Ontario groups fight to reduce food waste


FOG caps with outlet sealers, faucet aerators, native seed packs and coupons to a locally owned zero-waste shop. Image: London Environmental Network

By Vladislava Sukhanovskaya

The average London, Ontario, household wastes 2.81 kg (6 pounds) of food each week, and local communities and nonprofits are looking for solutions to the problem.

The goal is to avoid food waste and dispose of organic materials properly to save space at landfills and reduce methane emissions, they say

During the COVID-19 pandemic, the average household in London sent an average of 9.92 kg (21.8 pounds) of trash to a landfill per week. Of that, 2.81 kg (6 pounds) were food waste, according to research by the University of Western Ontario, the Lawson Health Research Institute and the Children’s Health Research Institute.

The main goal of the research was to see how the pandemic impacted the quantity and composition of food waste, said the head of the research group, Haley Everitt.

She is a lecturer and Ph.D. candidate at the university’s Department of Geography and Environment.

On scheduled dates, researchers picked up the trash in their vehicle, took it to a facility and manually sorted out all waste samples. In Everitt’s words, that was “digging through the trash and measuring these things and what’s actually being thrown away.”

For Everitt, the most stand-out trash was unopened food, “like a pack of cookies, or candy or something that’s completely sealed.”

She added, “And for someone who likes desserts and also does not like to waste food, it’s just very hard to wrap my head around why someone chose to throw that food item away when it hasn’t been open (and) there’s nothing wrong with it instead of eating it or gifting it to someone or putting it out for guests when you have people over.”

She also noted that people threw away full fruits and vegetables.

“When you have just a carrot in the garbage, it might be beside a hairball and a Kleenex and it looks a little bit grosser compared to seeing a bunch of cookies that are in a perfectly airtight sealed container.

“But it’s the same idea, right, where someone has bought some sort of food, not even attempted to eat it and then ended up throwing it away,” she said.

Approximately half the food waste examined for the study was classified as avoidable, such as milk, bread and apples, according to the researchers. The other half was considered unavoidable, such as bones, eggshells, pits and coffee grounds.

Community composting program. Image: Urban Roots London

To reduce the impact of food waste and organic material, some Canadian cities have implemented a Green Bin program. For example, Toronto started its program in 2002 and now collects organics from 460,000 households and composts it.

London’s plan to launch the program has been postponed until 2023.

“The program was supposed to be implemented a little while ago, but COVID has delayed the implementation due to supply chain issues,” Everitt said.

However, having a program such as a Green Bin is not enough.

Everitt said research shows that with such programs, some people tend to throw away more food.

“Without proper knowledge and education about the general waste management system, some folks have been shown to think that wasting food is no longer as bad because it’s not going to landfill, it’s not being incinerated, it’s being composted.”

She added, “That’s why I think having education in conjunction with the implementation of these diversion programs is really important.”

That’s where local communities come into play.

The Urban Roots London farm accepts organic waste from Londoners and grows local produce. Growing Chiefs! Ontario educates children about food systems, and the Grove developed the Wormery project that recycles organics into nutrient-dense compost with the help of worms.

Another organization, London Environmental Network, works with around 50 nonprofits, to help them find funding.

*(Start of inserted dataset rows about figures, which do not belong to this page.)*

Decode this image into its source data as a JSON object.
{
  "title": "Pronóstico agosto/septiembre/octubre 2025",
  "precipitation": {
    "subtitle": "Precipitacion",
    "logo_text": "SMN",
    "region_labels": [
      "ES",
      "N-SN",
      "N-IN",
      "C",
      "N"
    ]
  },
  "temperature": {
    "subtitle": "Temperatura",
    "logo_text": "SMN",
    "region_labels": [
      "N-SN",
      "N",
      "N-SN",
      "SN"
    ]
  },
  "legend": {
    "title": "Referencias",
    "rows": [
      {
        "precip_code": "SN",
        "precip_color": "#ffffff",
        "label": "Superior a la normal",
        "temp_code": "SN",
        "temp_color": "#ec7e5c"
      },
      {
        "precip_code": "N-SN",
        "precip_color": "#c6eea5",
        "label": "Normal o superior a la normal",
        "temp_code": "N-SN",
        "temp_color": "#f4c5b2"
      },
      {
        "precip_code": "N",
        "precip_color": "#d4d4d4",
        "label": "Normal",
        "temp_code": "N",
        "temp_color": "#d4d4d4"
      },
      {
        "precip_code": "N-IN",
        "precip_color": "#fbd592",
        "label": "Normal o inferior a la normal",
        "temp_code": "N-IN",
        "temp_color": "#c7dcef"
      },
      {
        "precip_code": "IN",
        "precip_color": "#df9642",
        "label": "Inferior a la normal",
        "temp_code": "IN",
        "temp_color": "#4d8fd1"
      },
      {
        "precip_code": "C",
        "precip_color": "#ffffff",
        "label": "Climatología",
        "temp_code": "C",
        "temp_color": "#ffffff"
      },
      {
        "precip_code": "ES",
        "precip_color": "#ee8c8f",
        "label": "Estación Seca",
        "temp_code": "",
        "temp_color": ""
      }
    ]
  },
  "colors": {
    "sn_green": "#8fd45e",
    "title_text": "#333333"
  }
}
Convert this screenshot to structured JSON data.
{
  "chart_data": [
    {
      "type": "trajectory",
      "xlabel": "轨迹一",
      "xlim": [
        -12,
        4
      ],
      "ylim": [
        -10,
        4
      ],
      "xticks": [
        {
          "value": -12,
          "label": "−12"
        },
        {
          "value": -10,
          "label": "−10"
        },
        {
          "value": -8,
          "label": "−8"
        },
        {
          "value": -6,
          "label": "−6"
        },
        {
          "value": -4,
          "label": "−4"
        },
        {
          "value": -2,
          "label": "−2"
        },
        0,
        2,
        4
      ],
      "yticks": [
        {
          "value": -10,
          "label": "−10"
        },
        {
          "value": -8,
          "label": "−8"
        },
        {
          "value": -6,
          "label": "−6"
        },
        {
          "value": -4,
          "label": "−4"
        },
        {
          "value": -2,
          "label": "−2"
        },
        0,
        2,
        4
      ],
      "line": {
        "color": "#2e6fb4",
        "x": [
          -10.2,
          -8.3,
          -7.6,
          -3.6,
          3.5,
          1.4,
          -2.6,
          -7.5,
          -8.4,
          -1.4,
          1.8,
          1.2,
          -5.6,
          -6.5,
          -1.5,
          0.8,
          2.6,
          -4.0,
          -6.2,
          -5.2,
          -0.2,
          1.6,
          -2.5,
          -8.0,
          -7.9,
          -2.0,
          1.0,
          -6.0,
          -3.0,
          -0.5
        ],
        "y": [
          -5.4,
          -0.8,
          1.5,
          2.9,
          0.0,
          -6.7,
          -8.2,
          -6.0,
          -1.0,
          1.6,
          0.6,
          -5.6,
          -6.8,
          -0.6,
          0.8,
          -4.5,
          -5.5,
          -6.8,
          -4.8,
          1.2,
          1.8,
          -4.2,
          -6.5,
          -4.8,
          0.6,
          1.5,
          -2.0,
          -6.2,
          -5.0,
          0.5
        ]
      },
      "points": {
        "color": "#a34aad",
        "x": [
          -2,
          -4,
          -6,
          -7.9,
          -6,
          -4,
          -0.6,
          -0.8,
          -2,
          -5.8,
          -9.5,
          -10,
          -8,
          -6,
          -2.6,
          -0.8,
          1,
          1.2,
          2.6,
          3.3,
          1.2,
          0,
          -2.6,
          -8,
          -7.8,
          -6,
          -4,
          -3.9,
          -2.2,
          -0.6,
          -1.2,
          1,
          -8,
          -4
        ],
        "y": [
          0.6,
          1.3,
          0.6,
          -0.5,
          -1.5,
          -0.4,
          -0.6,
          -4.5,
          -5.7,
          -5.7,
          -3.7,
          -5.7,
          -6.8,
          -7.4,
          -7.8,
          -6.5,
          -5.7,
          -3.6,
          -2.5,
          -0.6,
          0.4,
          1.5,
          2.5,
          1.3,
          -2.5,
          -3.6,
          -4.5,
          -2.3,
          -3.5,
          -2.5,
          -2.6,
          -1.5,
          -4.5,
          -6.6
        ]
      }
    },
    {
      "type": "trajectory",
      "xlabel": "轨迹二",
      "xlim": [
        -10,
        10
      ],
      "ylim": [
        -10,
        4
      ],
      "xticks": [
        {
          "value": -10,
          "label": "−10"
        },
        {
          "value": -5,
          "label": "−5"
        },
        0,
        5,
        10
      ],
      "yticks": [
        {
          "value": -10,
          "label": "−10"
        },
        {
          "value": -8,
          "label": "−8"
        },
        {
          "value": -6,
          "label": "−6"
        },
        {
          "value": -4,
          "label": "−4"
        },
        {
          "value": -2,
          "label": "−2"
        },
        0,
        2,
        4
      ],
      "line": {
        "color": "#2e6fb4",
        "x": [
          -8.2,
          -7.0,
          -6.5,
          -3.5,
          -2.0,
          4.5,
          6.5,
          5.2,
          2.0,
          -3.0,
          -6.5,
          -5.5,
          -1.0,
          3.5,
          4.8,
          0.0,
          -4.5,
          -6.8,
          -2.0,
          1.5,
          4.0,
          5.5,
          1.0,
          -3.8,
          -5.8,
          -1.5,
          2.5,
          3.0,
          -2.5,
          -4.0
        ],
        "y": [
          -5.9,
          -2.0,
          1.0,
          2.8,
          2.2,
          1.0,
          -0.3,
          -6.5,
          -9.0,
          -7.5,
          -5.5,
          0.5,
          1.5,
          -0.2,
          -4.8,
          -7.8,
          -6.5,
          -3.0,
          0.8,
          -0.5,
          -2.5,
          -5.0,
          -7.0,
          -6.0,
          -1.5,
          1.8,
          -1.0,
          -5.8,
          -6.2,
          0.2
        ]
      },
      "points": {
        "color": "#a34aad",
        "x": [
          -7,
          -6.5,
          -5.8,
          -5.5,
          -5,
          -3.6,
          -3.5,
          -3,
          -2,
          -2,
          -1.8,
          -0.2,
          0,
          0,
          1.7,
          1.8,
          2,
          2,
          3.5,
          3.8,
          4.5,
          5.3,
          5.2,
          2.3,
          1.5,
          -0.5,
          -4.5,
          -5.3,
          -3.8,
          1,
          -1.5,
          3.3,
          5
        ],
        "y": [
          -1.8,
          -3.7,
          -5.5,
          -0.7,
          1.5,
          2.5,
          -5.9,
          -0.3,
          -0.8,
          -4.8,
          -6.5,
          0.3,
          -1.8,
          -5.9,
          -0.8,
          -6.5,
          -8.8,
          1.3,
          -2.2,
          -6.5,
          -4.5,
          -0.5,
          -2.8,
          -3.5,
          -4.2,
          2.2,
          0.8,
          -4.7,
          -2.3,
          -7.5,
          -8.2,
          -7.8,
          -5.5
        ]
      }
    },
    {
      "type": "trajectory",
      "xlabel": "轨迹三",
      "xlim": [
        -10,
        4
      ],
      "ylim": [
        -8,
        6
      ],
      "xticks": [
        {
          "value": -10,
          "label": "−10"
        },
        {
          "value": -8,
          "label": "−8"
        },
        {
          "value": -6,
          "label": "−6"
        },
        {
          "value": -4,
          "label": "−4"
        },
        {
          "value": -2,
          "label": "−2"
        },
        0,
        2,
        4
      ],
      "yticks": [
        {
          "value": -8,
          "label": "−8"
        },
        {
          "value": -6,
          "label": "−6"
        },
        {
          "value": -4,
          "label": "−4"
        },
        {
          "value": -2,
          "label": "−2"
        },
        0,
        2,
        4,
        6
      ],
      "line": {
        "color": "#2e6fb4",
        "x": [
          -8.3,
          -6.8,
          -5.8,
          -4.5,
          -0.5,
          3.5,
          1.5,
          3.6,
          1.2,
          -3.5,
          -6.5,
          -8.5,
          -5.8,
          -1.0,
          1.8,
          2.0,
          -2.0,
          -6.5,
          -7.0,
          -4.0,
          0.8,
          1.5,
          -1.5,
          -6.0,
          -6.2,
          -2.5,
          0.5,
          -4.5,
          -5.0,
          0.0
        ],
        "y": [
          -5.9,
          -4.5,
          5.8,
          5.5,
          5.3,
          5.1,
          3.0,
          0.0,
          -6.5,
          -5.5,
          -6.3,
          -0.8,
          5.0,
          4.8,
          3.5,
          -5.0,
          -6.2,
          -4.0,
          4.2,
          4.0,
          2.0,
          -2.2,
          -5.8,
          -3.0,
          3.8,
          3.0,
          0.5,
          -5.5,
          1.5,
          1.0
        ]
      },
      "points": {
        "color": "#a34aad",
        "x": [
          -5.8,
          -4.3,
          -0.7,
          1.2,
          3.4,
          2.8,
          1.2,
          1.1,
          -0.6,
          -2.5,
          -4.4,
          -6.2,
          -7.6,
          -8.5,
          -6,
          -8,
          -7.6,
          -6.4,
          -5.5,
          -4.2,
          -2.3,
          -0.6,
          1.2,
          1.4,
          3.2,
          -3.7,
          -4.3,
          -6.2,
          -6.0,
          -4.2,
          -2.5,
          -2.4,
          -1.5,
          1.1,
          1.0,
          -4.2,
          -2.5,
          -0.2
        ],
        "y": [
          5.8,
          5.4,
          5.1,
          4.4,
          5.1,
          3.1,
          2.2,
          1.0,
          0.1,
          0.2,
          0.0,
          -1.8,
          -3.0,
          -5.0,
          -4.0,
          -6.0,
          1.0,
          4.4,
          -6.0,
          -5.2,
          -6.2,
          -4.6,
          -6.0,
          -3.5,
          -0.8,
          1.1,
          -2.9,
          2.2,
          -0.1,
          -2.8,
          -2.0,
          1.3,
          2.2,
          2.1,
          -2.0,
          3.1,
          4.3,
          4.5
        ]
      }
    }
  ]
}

It also runs its own projects, such as green infrastructure development and a FOG cup (fat, oil and grease) project, said Jamie Dardarian, the residential sustainability and energy coordinator at the London Environmental Network.

FOG caps: fat, oil and grease. Image: London Environmental Network

People use the cups to collect culinary fat, such as used olive and coconut oils, gravy, salad dressing, bacon grease, cooking oil, soup, dairy products, meat fat, butter and margarine.

They can bring them to the city’s EnviroDepots, Dardarian said, where the fats are consumed by bacteria that produce methane, which is used to generate electricity later.

That’s a beneficial alternative to flushing grease down the toilet or sink, clogging sewer lines and damaging pipes at a cost thousands of dollars while polluting local rivers, Dardarian said.

On an individual level, people can compost food waste in their backyard, use countertop composters or composters with worms, said Karen Wirsig, the plastics program manager at Environmental Defence, a nonprofit advocacy group based in Toronto.

To prevent food waste, Wirsig advises shopping more often and for fewer items if a market is nearby.

“If you realize you bought too much and you can manage it, try to cook and preserve the food and then freeze it for a later time. Make a sauce out of it. If you’ve bought too much food, share it with your neighbors,” Wirsig said.

Everitt advises consumers to learn more about proper storage of food, such as proper refrigerator temperatures and ways to prolong the life of produce.

“I like to buy a lot of celery, and if you store celery in water, it prevents the celery from getting flimsy really quickly,” she said.